Split data by row in R in quantiles

Question

I have a data.frame called fd with 406 rows and 48 columns. For each row in fd I want to compute ntiles (sixtiles). I do this the following way:

quant <- apply(fd, 1,  function(x) quantile(t(x), probs = c(1/6, 2/6, 0.5, 4/6, 5/6), na.rm = TRUE ))

What I now want to do, is split my original data into 6 new dataframes, i.e. fd1 to fd6, where in fd1 I have all the observations of the first sixtile, in fd2 I have all the observations of the second sixtile and so on. Again, I want to do this rowwise. Meaning, I want my algorithm/function to look at each row of fd and do the following:

Take all the observations of the first sixtile, in the first row of fd, and store them into the first row of fd1, then take the first sixtile of the second row of fd and store them in the second row of fd1.

Important to note: I do not have observations for each row and column, so in some I have missing data (NA)

Could anybody give hints on how I can achieve this? Thanks in advance.

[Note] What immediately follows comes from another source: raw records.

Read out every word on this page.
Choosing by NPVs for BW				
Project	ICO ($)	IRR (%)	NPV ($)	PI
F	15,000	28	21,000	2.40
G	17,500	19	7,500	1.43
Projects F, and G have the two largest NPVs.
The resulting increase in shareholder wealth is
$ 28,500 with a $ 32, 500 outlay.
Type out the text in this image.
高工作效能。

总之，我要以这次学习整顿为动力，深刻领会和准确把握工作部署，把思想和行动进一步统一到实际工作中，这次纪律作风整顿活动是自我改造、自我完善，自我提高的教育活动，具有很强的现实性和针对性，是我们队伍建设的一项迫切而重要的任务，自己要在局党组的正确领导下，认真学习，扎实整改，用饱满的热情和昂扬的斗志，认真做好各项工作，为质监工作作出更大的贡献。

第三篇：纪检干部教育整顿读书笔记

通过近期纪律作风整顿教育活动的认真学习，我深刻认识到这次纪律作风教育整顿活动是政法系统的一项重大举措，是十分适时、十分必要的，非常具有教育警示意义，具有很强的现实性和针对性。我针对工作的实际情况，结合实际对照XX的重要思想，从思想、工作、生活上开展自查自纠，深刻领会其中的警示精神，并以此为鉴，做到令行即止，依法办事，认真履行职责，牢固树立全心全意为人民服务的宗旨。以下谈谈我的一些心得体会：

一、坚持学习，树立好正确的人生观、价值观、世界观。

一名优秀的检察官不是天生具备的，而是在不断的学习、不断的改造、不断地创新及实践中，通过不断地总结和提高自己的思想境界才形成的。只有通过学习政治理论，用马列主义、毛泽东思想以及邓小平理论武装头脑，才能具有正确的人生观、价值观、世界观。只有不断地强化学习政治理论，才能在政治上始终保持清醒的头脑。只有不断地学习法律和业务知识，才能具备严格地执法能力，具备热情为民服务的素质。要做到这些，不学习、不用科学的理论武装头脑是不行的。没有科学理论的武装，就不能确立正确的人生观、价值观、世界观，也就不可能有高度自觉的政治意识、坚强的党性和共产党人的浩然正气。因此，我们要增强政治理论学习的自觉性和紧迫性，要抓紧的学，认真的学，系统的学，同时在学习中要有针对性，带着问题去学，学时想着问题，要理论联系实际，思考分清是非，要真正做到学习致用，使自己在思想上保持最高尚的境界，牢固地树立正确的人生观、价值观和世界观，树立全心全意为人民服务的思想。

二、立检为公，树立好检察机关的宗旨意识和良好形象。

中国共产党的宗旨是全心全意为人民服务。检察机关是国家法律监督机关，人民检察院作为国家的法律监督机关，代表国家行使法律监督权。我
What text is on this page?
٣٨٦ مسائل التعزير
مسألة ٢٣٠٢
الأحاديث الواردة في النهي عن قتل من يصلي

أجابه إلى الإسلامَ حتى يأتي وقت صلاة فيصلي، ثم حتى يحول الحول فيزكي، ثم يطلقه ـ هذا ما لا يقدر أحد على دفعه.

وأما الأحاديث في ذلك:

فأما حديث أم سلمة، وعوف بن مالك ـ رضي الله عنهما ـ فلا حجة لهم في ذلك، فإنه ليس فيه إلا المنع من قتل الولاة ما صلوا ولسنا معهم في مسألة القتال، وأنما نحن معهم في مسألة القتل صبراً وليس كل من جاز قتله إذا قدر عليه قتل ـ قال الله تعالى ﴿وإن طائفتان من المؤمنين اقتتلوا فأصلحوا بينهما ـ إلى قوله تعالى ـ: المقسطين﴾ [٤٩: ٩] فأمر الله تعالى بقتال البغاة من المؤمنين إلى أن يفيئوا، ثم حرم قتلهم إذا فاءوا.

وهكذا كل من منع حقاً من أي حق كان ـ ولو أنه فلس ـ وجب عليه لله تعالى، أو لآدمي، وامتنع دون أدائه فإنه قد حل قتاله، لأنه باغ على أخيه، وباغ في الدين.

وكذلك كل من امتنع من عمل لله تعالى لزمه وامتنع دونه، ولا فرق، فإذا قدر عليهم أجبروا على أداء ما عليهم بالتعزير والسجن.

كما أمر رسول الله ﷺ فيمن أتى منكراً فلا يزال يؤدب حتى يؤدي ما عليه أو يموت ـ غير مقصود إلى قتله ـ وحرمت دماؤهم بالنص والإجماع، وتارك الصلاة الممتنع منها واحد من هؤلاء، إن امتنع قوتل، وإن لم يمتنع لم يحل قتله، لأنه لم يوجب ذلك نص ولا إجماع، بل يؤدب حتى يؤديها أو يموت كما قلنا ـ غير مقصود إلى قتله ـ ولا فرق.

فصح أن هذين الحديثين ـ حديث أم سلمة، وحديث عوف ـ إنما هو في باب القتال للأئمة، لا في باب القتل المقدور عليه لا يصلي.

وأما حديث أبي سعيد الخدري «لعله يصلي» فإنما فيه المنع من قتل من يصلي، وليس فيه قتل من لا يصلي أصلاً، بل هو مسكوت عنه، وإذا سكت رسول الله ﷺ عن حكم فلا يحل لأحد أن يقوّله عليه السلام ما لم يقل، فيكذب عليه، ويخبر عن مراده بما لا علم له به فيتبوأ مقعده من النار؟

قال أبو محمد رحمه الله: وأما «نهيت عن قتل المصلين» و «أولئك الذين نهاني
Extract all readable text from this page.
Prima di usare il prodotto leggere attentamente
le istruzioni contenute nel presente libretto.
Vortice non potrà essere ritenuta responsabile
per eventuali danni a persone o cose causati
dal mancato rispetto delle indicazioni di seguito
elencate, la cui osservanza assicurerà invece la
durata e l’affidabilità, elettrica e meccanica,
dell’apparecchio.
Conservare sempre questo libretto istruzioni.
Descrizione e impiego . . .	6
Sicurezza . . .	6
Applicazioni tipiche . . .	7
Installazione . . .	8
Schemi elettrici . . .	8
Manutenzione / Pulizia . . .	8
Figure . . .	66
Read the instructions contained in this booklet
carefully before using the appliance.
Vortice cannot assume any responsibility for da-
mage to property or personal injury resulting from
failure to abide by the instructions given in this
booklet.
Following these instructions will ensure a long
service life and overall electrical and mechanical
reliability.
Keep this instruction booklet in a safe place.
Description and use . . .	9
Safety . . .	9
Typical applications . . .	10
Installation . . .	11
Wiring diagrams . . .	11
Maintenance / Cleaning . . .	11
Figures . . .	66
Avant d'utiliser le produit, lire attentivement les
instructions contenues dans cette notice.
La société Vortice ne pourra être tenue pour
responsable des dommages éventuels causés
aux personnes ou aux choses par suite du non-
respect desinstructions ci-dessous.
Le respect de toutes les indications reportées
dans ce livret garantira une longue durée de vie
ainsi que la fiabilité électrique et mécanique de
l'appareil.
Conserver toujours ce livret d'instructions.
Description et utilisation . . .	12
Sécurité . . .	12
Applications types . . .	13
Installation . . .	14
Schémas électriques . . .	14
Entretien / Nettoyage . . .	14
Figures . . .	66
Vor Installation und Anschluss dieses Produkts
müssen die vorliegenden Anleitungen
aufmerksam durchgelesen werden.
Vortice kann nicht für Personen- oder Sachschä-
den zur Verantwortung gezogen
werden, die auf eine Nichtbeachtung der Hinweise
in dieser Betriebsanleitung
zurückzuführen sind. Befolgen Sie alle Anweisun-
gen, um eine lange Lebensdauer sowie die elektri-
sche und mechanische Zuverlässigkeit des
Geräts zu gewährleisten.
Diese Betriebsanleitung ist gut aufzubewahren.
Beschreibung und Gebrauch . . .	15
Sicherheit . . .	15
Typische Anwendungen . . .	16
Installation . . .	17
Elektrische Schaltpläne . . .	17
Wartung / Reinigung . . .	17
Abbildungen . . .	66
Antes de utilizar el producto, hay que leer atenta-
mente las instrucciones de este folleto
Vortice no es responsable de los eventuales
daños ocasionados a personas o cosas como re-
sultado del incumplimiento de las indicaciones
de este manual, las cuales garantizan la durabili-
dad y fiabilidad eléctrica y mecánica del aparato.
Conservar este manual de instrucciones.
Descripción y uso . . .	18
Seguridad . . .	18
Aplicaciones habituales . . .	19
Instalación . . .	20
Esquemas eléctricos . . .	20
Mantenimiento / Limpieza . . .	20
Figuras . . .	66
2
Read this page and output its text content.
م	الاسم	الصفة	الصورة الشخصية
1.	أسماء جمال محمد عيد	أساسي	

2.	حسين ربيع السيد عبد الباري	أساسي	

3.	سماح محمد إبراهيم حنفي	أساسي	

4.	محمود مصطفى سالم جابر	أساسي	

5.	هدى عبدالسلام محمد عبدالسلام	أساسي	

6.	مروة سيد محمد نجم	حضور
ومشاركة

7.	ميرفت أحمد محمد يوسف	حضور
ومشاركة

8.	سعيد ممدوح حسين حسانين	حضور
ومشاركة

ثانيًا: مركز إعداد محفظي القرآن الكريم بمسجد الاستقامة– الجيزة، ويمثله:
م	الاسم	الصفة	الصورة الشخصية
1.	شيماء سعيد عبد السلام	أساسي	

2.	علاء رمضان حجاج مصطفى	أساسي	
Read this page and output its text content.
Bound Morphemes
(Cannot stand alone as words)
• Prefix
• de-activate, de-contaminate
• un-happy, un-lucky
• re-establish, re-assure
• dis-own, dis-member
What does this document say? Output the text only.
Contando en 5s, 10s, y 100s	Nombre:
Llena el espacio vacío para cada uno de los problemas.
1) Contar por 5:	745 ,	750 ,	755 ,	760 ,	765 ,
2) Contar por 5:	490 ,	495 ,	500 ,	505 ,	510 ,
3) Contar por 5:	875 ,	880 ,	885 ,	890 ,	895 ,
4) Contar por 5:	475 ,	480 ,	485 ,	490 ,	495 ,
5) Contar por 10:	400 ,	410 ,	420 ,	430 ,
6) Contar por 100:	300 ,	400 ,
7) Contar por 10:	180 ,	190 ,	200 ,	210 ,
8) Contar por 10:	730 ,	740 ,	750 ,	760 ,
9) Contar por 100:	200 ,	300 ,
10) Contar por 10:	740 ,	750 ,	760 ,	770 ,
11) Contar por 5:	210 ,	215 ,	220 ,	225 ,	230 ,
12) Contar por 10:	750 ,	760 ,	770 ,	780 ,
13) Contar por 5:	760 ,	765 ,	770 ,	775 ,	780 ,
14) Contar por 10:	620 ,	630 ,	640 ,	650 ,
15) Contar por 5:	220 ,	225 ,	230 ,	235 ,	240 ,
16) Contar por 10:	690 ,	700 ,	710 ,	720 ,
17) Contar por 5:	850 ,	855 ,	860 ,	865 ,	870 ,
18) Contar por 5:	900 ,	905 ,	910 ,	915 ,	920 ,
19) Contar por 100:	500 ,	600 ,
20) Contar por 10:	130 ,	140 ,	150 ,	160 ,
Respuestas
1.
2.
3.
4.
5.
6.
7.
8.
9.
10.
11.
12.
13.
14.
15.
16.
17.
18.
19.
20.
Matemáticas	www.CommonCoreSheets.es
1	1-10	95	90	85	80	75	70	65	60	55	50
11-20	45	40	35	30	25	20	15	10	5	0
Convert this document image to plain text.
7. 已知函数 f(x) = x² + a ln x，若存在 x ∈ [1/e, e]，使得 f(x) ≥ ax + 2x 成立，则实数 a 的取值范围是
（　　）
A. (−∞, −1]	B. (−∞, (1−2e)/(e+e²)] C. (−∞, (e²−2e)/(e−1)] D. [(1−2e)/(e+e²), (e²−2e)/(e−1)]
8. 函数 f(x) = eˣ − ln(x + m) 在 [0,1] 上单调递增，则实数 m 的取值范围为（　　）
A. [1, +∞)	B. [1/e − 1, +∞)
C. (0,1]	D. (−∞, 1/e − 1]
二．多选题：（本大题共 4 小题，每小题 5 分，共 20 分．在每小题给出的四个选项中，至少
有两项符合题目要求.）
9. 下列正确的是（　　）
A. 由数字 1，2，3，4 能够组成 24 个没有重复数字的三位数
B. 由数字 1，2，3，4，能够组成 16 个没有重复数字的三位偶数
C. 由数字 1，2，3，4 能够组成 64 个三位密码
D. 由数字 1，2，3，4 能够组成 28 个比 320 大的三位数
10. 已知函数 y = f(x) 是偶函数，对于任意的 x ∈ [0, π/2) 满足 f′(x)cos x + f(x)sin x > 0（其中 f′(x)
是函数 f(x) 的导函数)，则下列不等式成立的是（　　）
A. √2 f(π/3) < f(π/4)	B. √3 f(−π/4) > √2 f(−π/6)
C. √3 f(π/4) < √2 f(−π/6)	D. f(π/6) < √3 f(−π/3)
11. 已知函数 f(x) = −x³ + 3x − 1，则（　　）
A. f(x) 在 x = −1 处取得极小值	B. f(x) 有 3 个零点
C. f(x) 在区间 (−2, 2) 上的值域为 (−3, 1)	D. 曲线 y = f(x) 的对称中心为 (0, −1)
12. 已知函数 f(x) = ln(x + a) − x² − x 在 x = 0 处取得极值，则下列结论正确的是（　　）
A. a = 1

I think this depends a bit on how you want your quantile bins to work and how you handle ties. As a workaround to using `quantile`, consider using `sort` and `cut` to get 8 observations in each sixtile. — Michael Roswell, Nov 12 '19 at 21:31
I do have missing data (NA), so simply cutting the data unfortunately doesn't work, because I do not have 48 observations in each row. What to you mean by "How I want to handly my ties?" — Friederike, Nov 12 '19 at 21:38
It seems to me that your `probs` are inaccurate. Shouldn't it be `probs = c(1/6, 2/6, 3/6, 4/6, 5/6)` instead? With `2/3` you are repeating `4/6` twice! — Vitali Avagyan, Nov 12 '19 at 22:56
What would you want your output to look like for a row that was e.g. `c(rep(1,9), rep(4,23), rep(12, 16))`? — Michael Roswell, Nov 13 '19 at 03:07

score 1 · Answer 1 · answered Nov 12 '19 at 22:46

Old school solution using matrix, list and nested loops.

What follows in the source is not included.